Im September beginnt vor dem spanischen Sondergericht Audiencia Nacional der dreimonatige Makroprozess 11/13 gegen 47 Personen. Sie haben sich organisiert mit den baskischen politischen Gefangenen und Geflohenen solidarisiert, und das soll hart abgestraft werden. Wir haben mit einer der angeklagten Personen gesprochen.


(az) Der spanische Staat verlangt die bedingungslose Unterwerfung. Wer dem Kampf nicht abschwört, wird kriminalisiert, auch wer legale, offene Solidaritätsarbeit leistet. Die 47, die unter dem Motto "Wir würden es wieder tun!" für die politische Legitimität der Solidaritätsarbeit kämpfen, stehen unter strenger Aufsicht, weshalb das Interview mit Vorsicht und anonymisiert gemacht wurde.


aufbau: Wer seid ihr?

Angeklagte: Wir sind 47 Personen aus der organisierten Solidarität mit den baskischen politischen Gefangenen und Geflohenen. Viele gehören Herrira an, einer 2012 gegründeten Initiative zur Verteidigung der Rechte der baskischen politischen Gefangenen und Geflohenen. Einige waren Kontaktpersonen zwischen dem Gefangenenkollektiv und den sozialen Kräften draussen. Einige sind Anwält_innen oder Fachpersonen der Vereinigung Jaiki Hadi, die sich um die medizinische und psychologische Unterstützung von Gefangenen, Geflohenen und Ex-Gefangenen kümmert, und einige gehören zur Angehörigenorganisation Etxerat.


aufbau: Warum wird die Solidarität mit den Gefangenen kriminalisiert?

Angeklagte: 2011 hat ETA ihre bewaffnete Aktivität beendet, und es gab Schritte Richtung einer Konfliktlösung. Das baskische politische Gefangenenkollektiv führte intensive Debatten, wie es sich gegenüber dem neuen Szenario verhalten will. Ein Ziel der Repression war es, das Kollektiv zu isolieren und diese Debatte zu torpedieren. Gleichzeitig nahmen die Mobilisierungen für die Rechte der baskischen politischen Gefangenen auf der Strasse zu, es gab einige richtig starke Grossdemonstrationen. Dass neue soziale Kräfte sich für die Gefangenen und die Lösung des Konflikts engagierten, kam dem spanischen Staat nicht gelegen. 2013 folgte das Urteil des Den Haager Gerichtshofs, welches die "Doctrina Parot" kippte, mit welchem der spanische Staat abgesessene Haftstrafen weiter hatte verlängern können, weshalb viele baskische politische Gefangene freikamen. Die Solidarität mit den Gefangenen anzugreifen, ist als Akt der Rache zu verstehen und als Versuch, den Willen einer Mehrheit der baskischen Bevölkerung zu neutralisieren.

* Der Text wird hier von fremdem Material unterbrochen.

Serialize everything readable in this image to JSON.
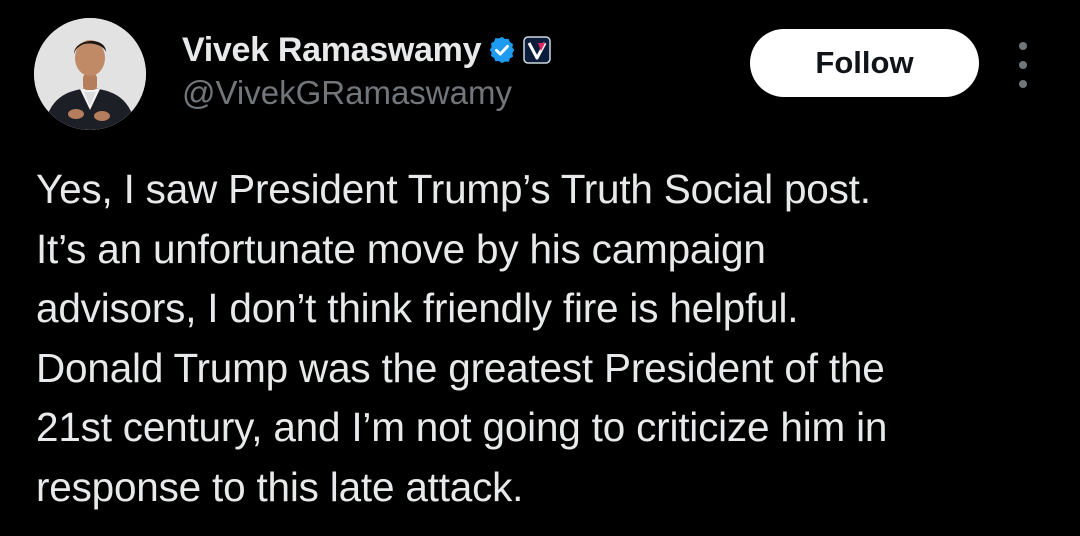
{
  "author": {
    "display_name": "Vivek Ramaswamy",
    "handle": "@VivekGRamaswamy",
    "verified_icon": "verified-badge-icon",
    "affiliate_icon": "vivek-campaign-logo-icon",
    "avatar_icon": "profile-photo"
  },
  "actions": {
    "follow_label": "Follow",
    "more_icon": "more-options-icon"
  },
  "tweet": {
    "lines": [
      "Yes, I saw President Trump’s Truth Social post.",
      "It’s an unfortunate move by his campaign",
      "advisors, I don’t think friendly fire is helpful.",
      "Donald Trump was the greatest President of the",
      "21st century, and I’m not going to criticize him in",
      "response to this late attack."
    ]
  },
  "colors": {
    "background": "#000000",
    "primary_text": "#e7e9ea",
    "secondary_text": "#71767b",
    "verified_blue": "#1d9bf0",
    "follow_bg": "#ffffff",
    "follow_text": "#0f1419"
  }
}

aufbau: Warum kommt ihr alle zusammen vor Gericht, und wie lautet die Anklage?

Angeklagte: Dass wir zusammen verurteilt werden sollen, ist eine Strategie des spanischen Staates. Sie haben Leute aus unterschiedlichen Solidaritätsorganisationen verhaftet und behaupten, dass wir gemeinsam die Gefängnisfront der ETA bilden. Unsere Gemeinsamkeit ist einzig unsere Solidarität mit den Gefangenen, aber die spanische Justiz funktioniert so. Die Anklage lautet für alle: Aktive Teilnahme in einer terroristischen Vereinigung sowie fortgesetzte Verherrlichung des Terrorismus. Bei einigen kommt Finanzierung von Terrorismus dazu. Es werden hohe Haftstrafen zwischen 8 und 20 jahren gefordert. In meinem Fall 13 Jahre.


aufbau: Wie interpretiert ihr diese Anklage?

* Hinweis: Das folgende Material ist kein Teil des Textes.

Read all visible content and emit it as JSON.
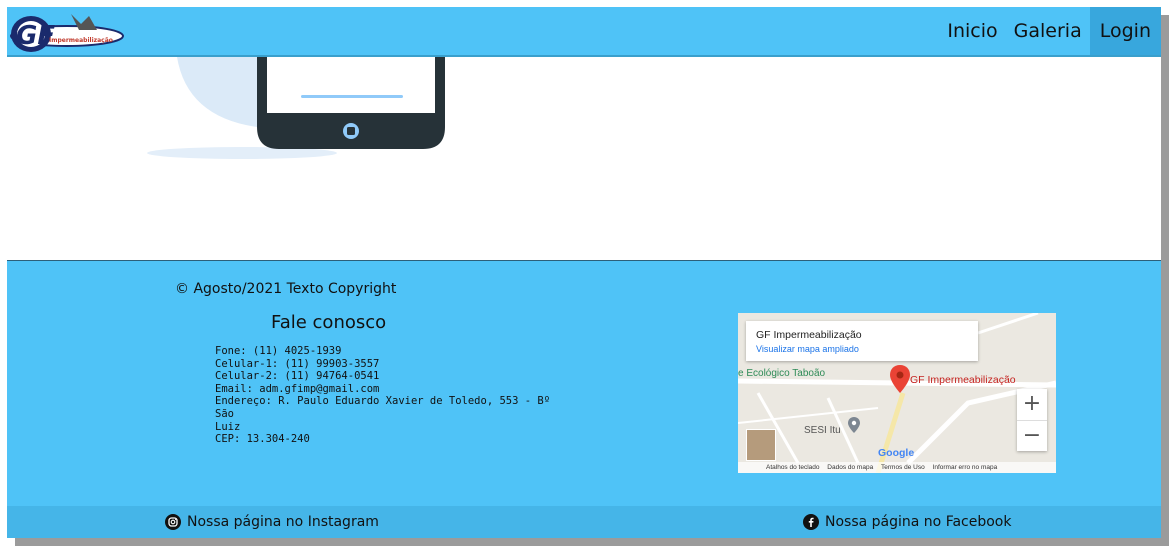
{
  "navbar": {
    "logo_text": "GF",
    "logo_subtext": "Impermeabilização",
    "links": [
      {
        "label": "Inicio"
      },
      {
        "label": "Galeria"
      },
      {
        "label": "Login"
      }
    ]
  },
  "footer": {
    "copyright": "© Agosto/2021 Texto Copyright",
    "contact_title": "Fale conosco",
    "contact_lines": [
      "Fone: (11) 4025-1939",
      "Celular-1: (11) 99903-3557",
      "Celular-2: (11) 94764-0541",
      "Email: adm.gfimp@gmail.com",
      "Endereço: R. Paulo Eduardo Xavier de Toledo, 553 - Bº São",
      "Luiz",
      "CEP: 13.304-240"
    ],
    "map": {
      "card_title": "GF Impermeabilização",
      "card_link": "Visualizar mapa ampliado",
      "place_label": "e Ecológico Taboão",
      "marker_label": "GF Impermeabilização",
      "sesi_label": "SESI Itu",
      "google_label": "Google",
      "zoom_in": "+",
      "zoom_out": "−",
      "footer_items": [
        "Atalhos do teclado",
        "Dados do mapa",
        "Termos de Uso",
        "Informar erro no mapa"
      ]
    }
  },
  "social": {
    "instagram": "Nossa página no Instagram",
    "facebook": "Nossa página no Facebook"
  },
  "colors": {
    "accent": "#4fc3f7",
    "active_nav": "#38a7dd",
    "social_bar": "#45b5e8"
  }
}
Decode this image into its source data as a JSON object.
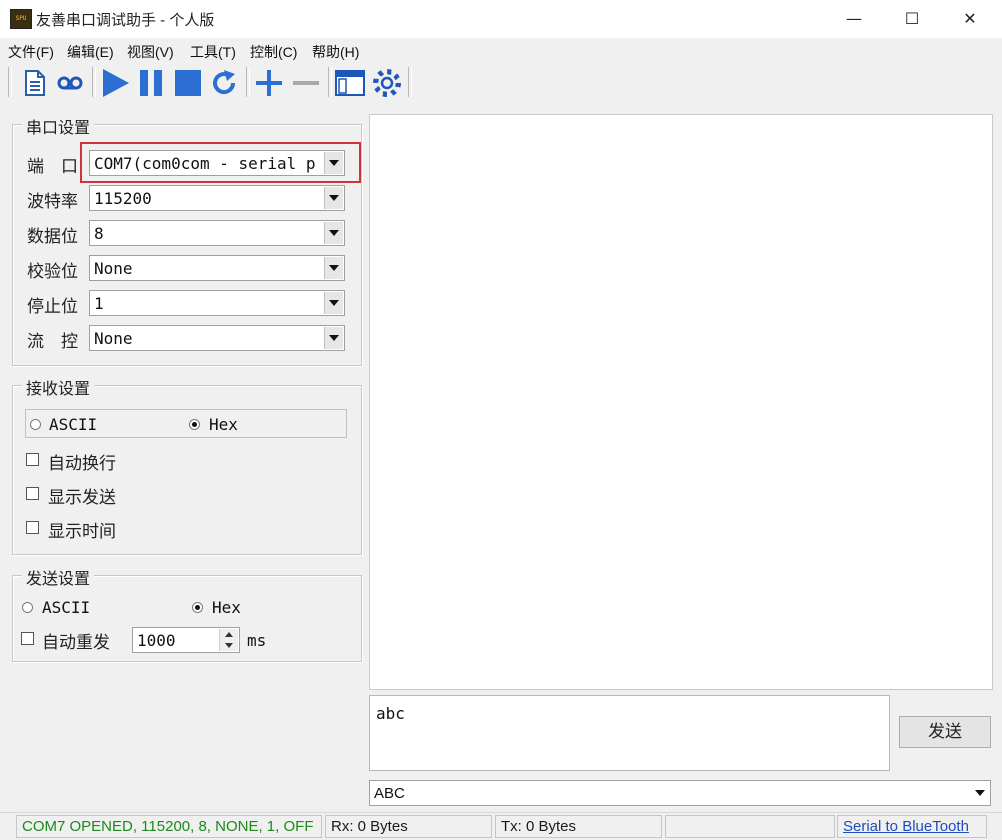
{
  "window": {
    "title": "友善串口调试助手 - 个人版",
    "app_icon_text": "SPU",
    "minimize_glyph": "—",
    "maximize_glyph": "☐",
    "close_glyph": "✕"
  },
  "menu": [
    "文件(F)",
    "编辑(E)",
    "视图(V)",
    "工具(T)",
    "控制(C)",
    "帮助(H)"
  ],
  "toolbar": {
    "icons": [
      "new-file-icon",
      "tape-icon",
      "play-icon",
      "pause-icon",
      "stop-icon",
      "refresh-icon",
      "add-icon",
      "remove-icon",
      "window-icon",
      "gear-icon"
    ],
    "accent_color": "#2a6fd1"
  },
  "serial_settings": {
    "title": "串口设置",
    "fields": [
      {
        "label": "端　口",
        "value": "COM7(com0com - serial p"
      },
      {
        "label": "波特率",
        "value": "115200"
      },
      {
        "label": "数据位",
        "value": "8"
      },
      {
        "label": "校验位",
        "value": "None"
      },
      {
        "label": "停止位",
        "value": "1"
      },
      {
        "label": "流　控",
        "value": "None"
      }
    ],
    "highlight_color": "#d0343a"
  },
  "receive_settings": {
    "title": "接收设置",
    "mode_ascii": "ASCII",
    "mode_hex": "Hex",
    "selected_mode": "Hex",
    "options": [
      {
        "label": "自动换行",
        "checked": false
      },
      {
        "label": "显示发送",
        "checked": false
      },
      {
        "label": "显示时间",
        "checked": false
      }
    ]
  },
  "send_settings": {
    "title": "发送设置",
    "mode_ascii": "ASCII",
    "mode_hex": "Hex",
    "selected_mode": "Hex",
    "auto_resend_label": "自动重发",
    "auto_resend_checked": false,
    "interval_value": "1000",
    "interval_unit": "ms"
  },
  "send_area": {
    "input_text": "abc",
    "send_button": "发送",
    "history_value": "ABC"
  },
  "status": {
    "port_status": "COM7 OPENED, 115200, 8, NONE, 1, OFF",
    "port_status_color": "#1a8a1a",
    "rx": "Rx: 0 Bytes",
    "tx": "Tx: 0 Bytes",
    "link": "Serial to BlueTooth",
    "link_color": "#1a4fc0"
  }
}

Angeklagte: Die Interpretation müsst ihr in den Köpfen des Untersuchungsrichters und des Staatsanwaltes suchen. Wir wären eine wirklich merkwürdige terroristische Vereinigung, da wir unsere Tätigkeiten immer in der Öffentlichkeit durchgeführt haben. Zurück geht das alles auf den Untersuchungsrichter Garzon, der in den 1990er Jahren mit der Strategie "Alles ist ETA" jede Idee, Organisation und Person, deren Ziele jenen der ETA ähnlich sind, als "terroristisch" anklagbar gemacht hat, oder auch, wer Mitglieder von ETA in der Verteidigung ihrer Rechte unterstützt hat.


aufbau: Die Gefangenen sind Symbol für eine Geschichte von Kampf und Widerstand. Geht es darum, diese Geschichte auszulöschen?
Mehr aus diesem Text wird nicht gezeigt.